Returning home from Barbados to spend Christmas with his family for the first time in five years, a 22-year-old Tuschen, East Bank Essequibo (EBE) man was stabbed to death on New Year’s Day during an altercation with a group of men at a rum shop at Greenwich Park, EBE.
Dewaun Anthony Baksh sustained a wound to his neck and a gaping injury to his left shoulder and was pronounced dead-on-arrival at the Leonora Cottage Hospital to where he was rushed after the 9.30pm incident. It appeared that the wounds were inflicted by a broken bottle.
According to the police, Baksh was involved in an altercation with a group of men at Greenwich Park during which he was stabbed about his body.
The suspect is still on the run but police have arrested the driver of a car that reportedly aided the man in his escape.
This was the first Christmas Baksh spent with his family in five years. He returned home from Barbados a few months ago where he did maintenance work and was expected to leave after the holidays. Stabroek News was told that Baksh left home at around 5.40pm on Friday with his twin brother, Dewane and a younger brother, Rafeek, 20, and two friends in a minibus to continue their New Year celebration.
Rafeek told Stabroek News that they headed to the Bushy Park beach where they spent a little time before going to Meten-Meer-Zorg to the home of another friend who had invited them. Subsequently, he said, Dewane returned home and they proceeded to a rum shop, popularly known as the ‘Pink Shop.’
According to Rafeek, when they got to the shop, he recognised a “fellow who had a lil vibes with my sister two years ago. I asked him if he could remember me and he said no.”
He said Baksh came up at the same time and asked him if everything was ok and another man who was with the other group shouted, “Wah happen, like you want problems.”
According to Rafeek, he turned and walked away, not realizing his brother was not with him. He then felt someone “lashing me in my head with a bottle and another man cuffing me and I fell.”

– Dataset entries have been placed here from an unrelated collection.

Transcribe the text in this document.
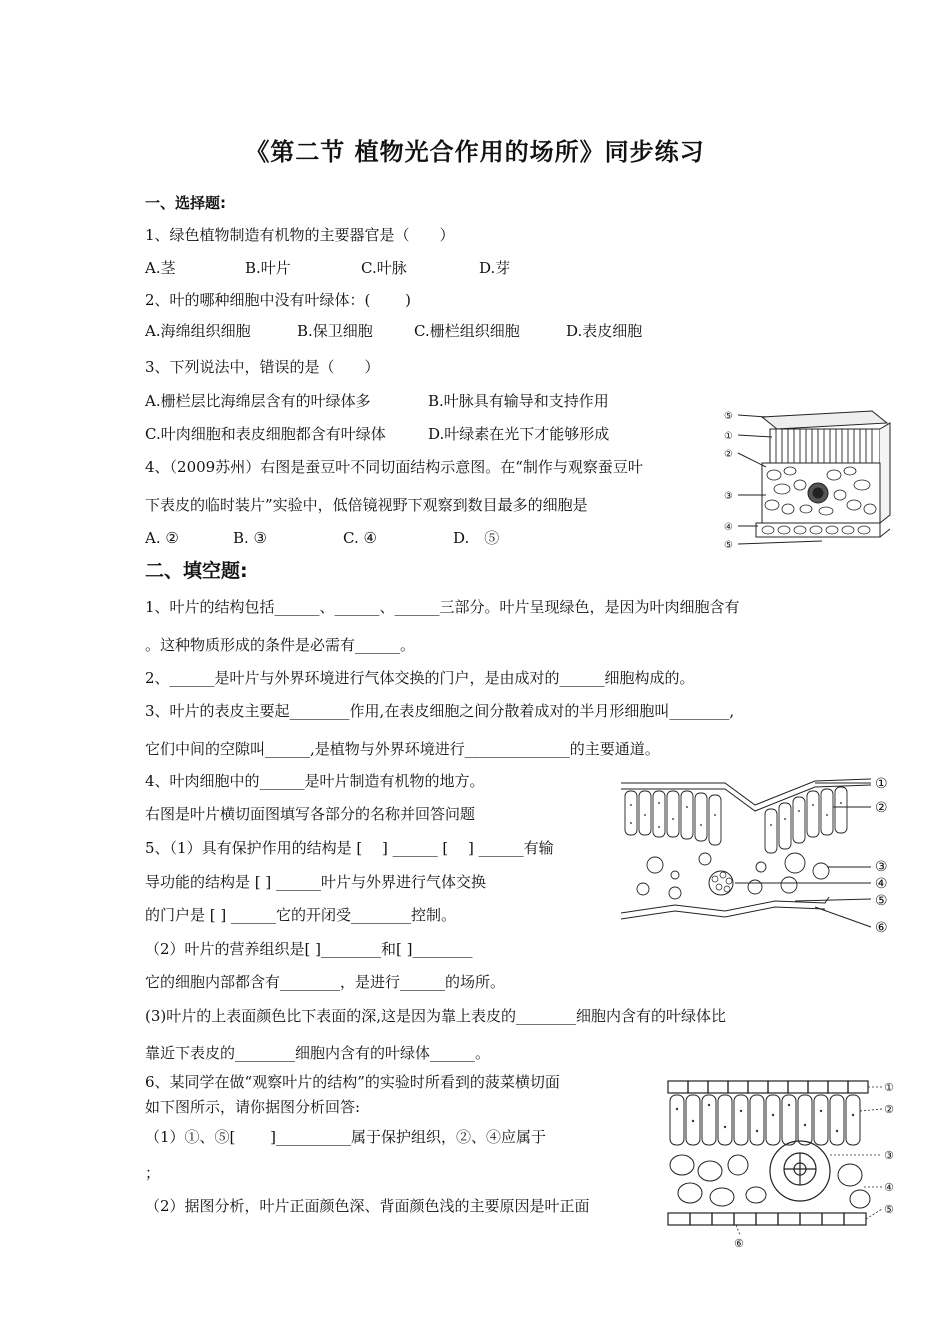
《第二节 植物光合作用的场所》同步练习
一、选择题:
1、绿色植物制造有机物的主要器官是（　　）
A.茎	B.叶片	C.叶脉	D.芽
2、叶的哪种细胞中没有叶绿体：(　　 )
A.海绵组织细胞	B.保卫细胞	C.栅栏组织细胞	D.表皮细胞
3、下列说法中，错误的是（　　）
A.栅栏层比海绵层含有的叶绿体多	B.叶脉具有输导和支持作用
C.叶肉细胞和表皮细胞都含有叶绿体	D.叶绿素在光下才能够形成
4、（2009苏州）右图是蚕豆叶不同切面结构示意图。在“制作与观察蚕豆叶
下表皮的临时装片”实验中，低倍镜视野下观察到数目最多的细胞是
A. ②	B. ③	C. ④	D.　⑤
二、填空题:
1、叶片的结构包括______、______、______三部分。叶片呈现绿色，是因为叶肉细胞含有
。这种物质形成的条件是必需有______。
2、______是叶片与外界环境进行气体交换的门户，是由成对的______细胞构成的。
3、叶片的表皮主要起________作用,在表皮细胞之间分散着成对的半月形细胞叫________,
它们中间的空隙叫______,是植物与外界环境进行______________的主要通道。
4、叶肉细胞中的______是叶片制造有机物的地方。
右图是叶片横切面图填写各部分的名称并回答问题
5、（1）具有保护作用的结构是 [　 ] ______ [　 ] ______有输
导功能的结构是 [ ] ______叶片与外界进行气体交换
的门户是 [ ] ______它的开闭受________控制。
（2）叶片的营养组织是[ ]________和[ ]________
它的细胞内部都含有________，是进行______的场所。
(3)叶片的上表面颜色比下表面的深,这是因为靠上表皮的________细胞内含有的叶绿体比
靠近下表皮的________细胞内含有的叶绿体______。
6、某同学在做“观察叶片的结构”的实验时所看到的菠菜横切面
如下图所示，请你据图分析回答:
（1）①、⑤[　　 ]__________属于保护组织，②、④应属于
；
（2）据图分析，叶片正面颜色深、背面颜色浅的主要原因是叶正面
⑤
①
②
③
④
⑤
①
②
③
④
⑤
⑥
①
②
③
④
⑤
⑥
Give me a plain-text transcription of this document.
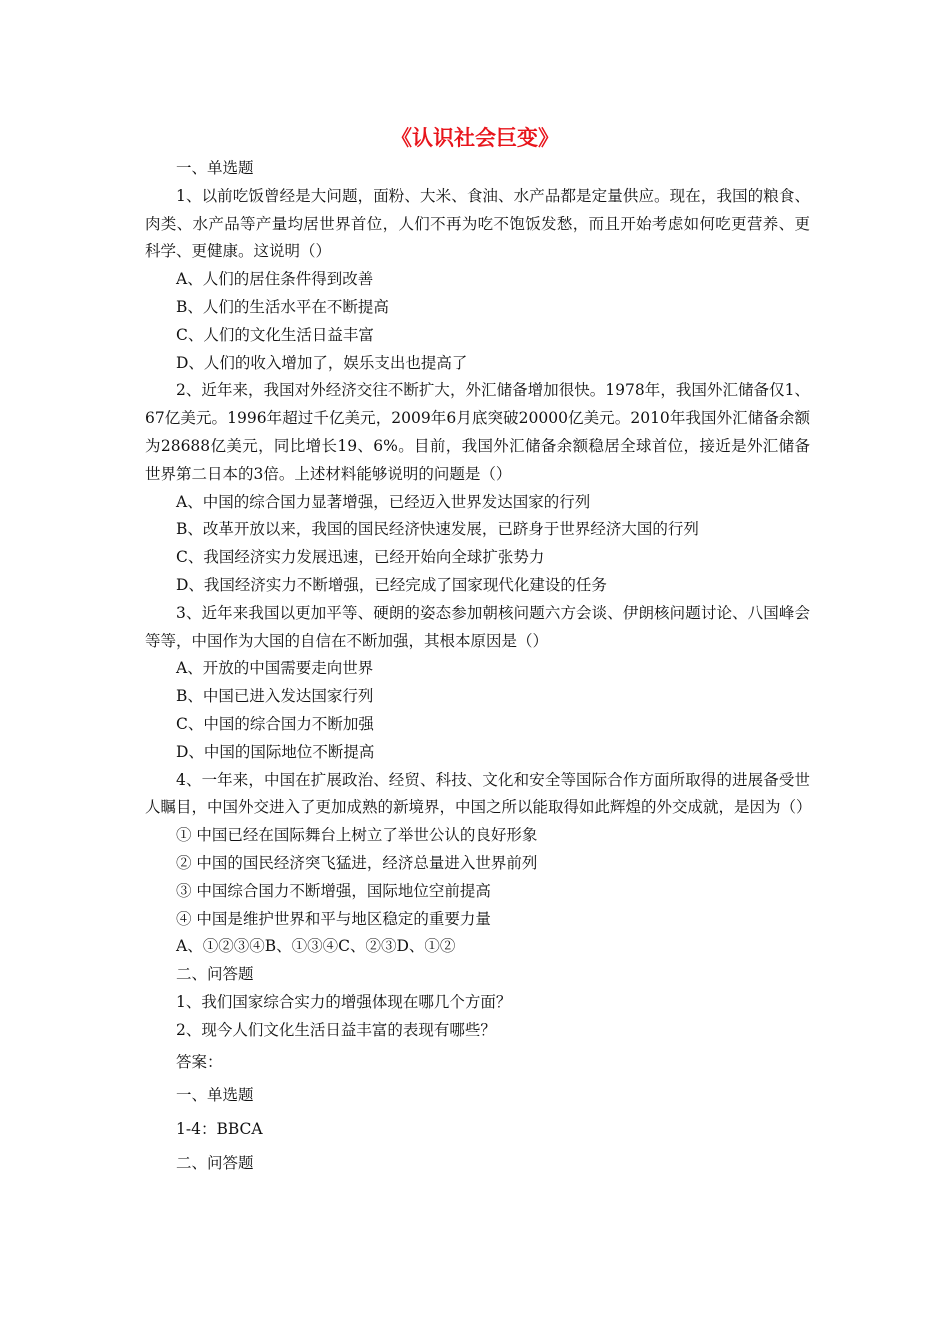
《认识社会巨变》

一、单选题

1、以前吃饭曾经是大问题，面粉、大米、食油、水产品都是定量供应。现在，我国的粮食、肉类、水产品等产量均居世界首位，人们不再为吃不饱饭发愁，而且开始考虑如何吃更营养、更科学、更健康。这说明（）

A、人们的居住条件得到改善

B、人们的生活水平在不断提高

C、人们的文化生活日益丰富

D、人们的收入增加了，娱乐支出也提高了

2、近年来，我国对外经济交往不断扩大，外汇储备增加很快。1978年，我国外汇储备仅1、67亿美元。1996年超过千亿美元，2009年6月底突破20000亿美元。2010年我国外汇储备余额为28688亿美元，同比增长19、6%。目前，我国外汇储备余额稳居全球首位，接近是外汇储备世界第二日本的3倍。上述材料能够说明的问题是（）

A、中国的综合国力显著增强，已经迈入世界发达国家的行列

B、改革开放以来，我国的国民经济快速发展，已跻身于世界经济大国的行列

C、我国经济实力发展迅速，已经开始向全球扩张势力

D、我国经济实力不断增强，已经完成了国家现代化建设的任务

3、近年来我国以更加平等、硬朗的姿态参加朝核问题六方会谈、伊朗核问题讨论、八国峰会等等，中国作为大国的自信在不断加强，其根本原因是（）

A、开放的中国需要走向世界

B、中国已进入发达国家行列

C、中国的综合国力不断加强

D、中国的国际地位不断提高

4、一年来，中国在扩展政治、经贸、科技、文化和安全等国际合作方面所取得的进展备受世人瞩目，中国外交进入了更加成熟的新境界，中国之所以能取得如此辉煌的外交成就，是因为（）

① 中国已经在国际舞台上树立了举世公认的良好形象

② 中国的国民经济突飞猛进，经济总量进入世界前列

③ 中国综合国力不断增强，国际地位空前提高

④ 中国是维护世界和平与地区稳定的重要力量

A、①②③④B、①③④C、②③D、①②

二、问答题

1、我们国家综合实力的增强体现在哪几个方面？

2、现今人们文化生活日益丰富的表现有哪些？

答案：

一、单选题

1-4：BBCA

二、问答题
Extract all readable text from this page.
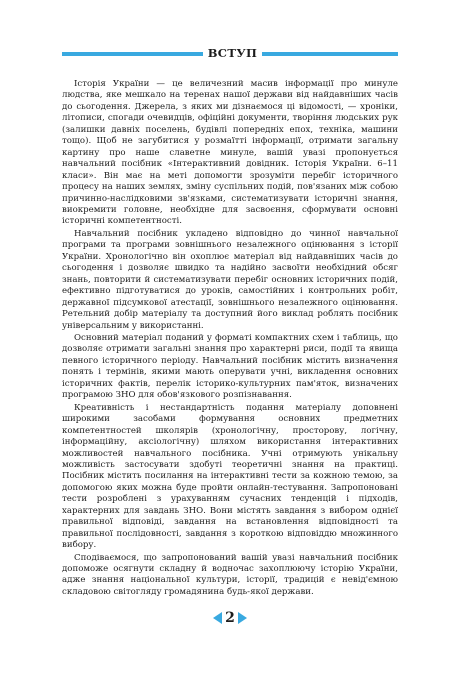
ВСТУП

Історія України — це величезний масив інформації про минуле людства, яке мешкало на теренах нашої держави від найдавніших часів до сьогодення. Джерела, з яких ми дізнаємося ці відомості, — хроніки, літописи, спогади очевидців, офіційні документи, творіння людських рук (залишки давніх поселень, будівлі попередніх епох, техніка, машини тощо). Щоб не загубитися у розмаїтті інформації, отримати загальну картину про наше славетне минуле, вашій увазі пропонується навчальний посібник «Інтерактивний довідник. Історія України. 6–11 класи». Він має на меті допомогти зрозуміти перебіг історичного процесу на наших землях, зміну суспільних подій, пов'язаних між собою причинно-наслідковими зв'язками, систематизувати історичні знання, виокремити головне, необхідне для засвоєння, сформувати основні історичні компетентності.

Навчальний посібник укладено відповідно до чинної навчальної програми та програми зовнішнього незалежного оцінювання з історії України. Хронологічно він охоплює матеріал від найдавніших часів до сьогодення і дозволяє швидко та надійно засвоїти необхідний обсяг знань, повторити й систематизувати перебіг основних історичних подій, ефективно підготуватися до уроків, самостійних і контрольних робіт, державної підсумкової атестації, зовнішнього незалежного оцінювання. Ретельний добір матеріалу та доступний його виклад роблять посібник універсальним у використанні.

Основний матеріал поданий у форматі компактних схем і таблиць, що дозволяє отримати загальні знання про характерні риси, події та явища певного історичного періоду. Навчальний посібник містить визначення понять і термінів, якими мають оперувати учні, викладення основних історичних фактів, перелік історико-культурних пам'яток, визначених програмою ЗНО для обов'язкового розпізнавання.

Креативність і нестандартність подання матеріалу доповнені широкими засобами формування основних предметних компетентностей школярів (хронологічну, просторову, логічну, інформаційну, аксіологічну) шляхом використання інтерактивних можливостей навчального посібника. Учні отримують унікальну можливість застосувати здобуті теоретичні знання на практиці. Посібник містить посилання на інтерактивні тести за кожною темою, за допомогою яких можна буде пройти онлайн-тестування. Запропоновані тести розроблені з урахуванням сучасних тенденцій і підходів, характерних для завдань ЗНО. Вони містять завдання з вибором однієї правильної відповіді, завдання на встановлення відповідності та правильної послідовності, завдання з короткою відповіддю множинного вибору.

Сподіваємося, що запропонований вашій увазі навчальний посібник допоможе осягнути складну й водночас захоплюючу історію України, адже знання національної культури, історії, традицій є невід'ємною складовою світогляду громадянина будь-якої держави.

2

His friends came and rescued him but he did not know his brother was badly hurt and lying on the road. “Leh we pick he up and put he in the bus,” his friends told him and it was then he saw his brother bleeding from the wounds. Rafeek recalled that Baksh was “still breathing” on the way to the hospital but said when the doctor examined him “he told us ‘sorry’…”
Baksh’s mother Oriean Dookan told this newspaper that around 9.45pm one of the friends called and told her Baksh was hurt in an altercation and she must go to the hospital.
“He didn’t tell me that my son already dead, he just told me that he don’t think he would make it. When I reached to the hospital then I know my son dead,” the distraught woman said.
Meanwhile, the proprietress of the shop told Stabroek News that they were having a get-together at the time of the altercation and she cannot say what happened. She added that a man with a “red jersey came in and buy some beers” and then joined a group of men on the roadside.
Shortly after, she said, she heard the group pelting bottles and she closed the shop door. The woman said she did not hear them arguing because there was loud “music playing all around.” The man in the red jersey, Stabroek News was later told, is the suspect in the attack.
Police investigations are continuing.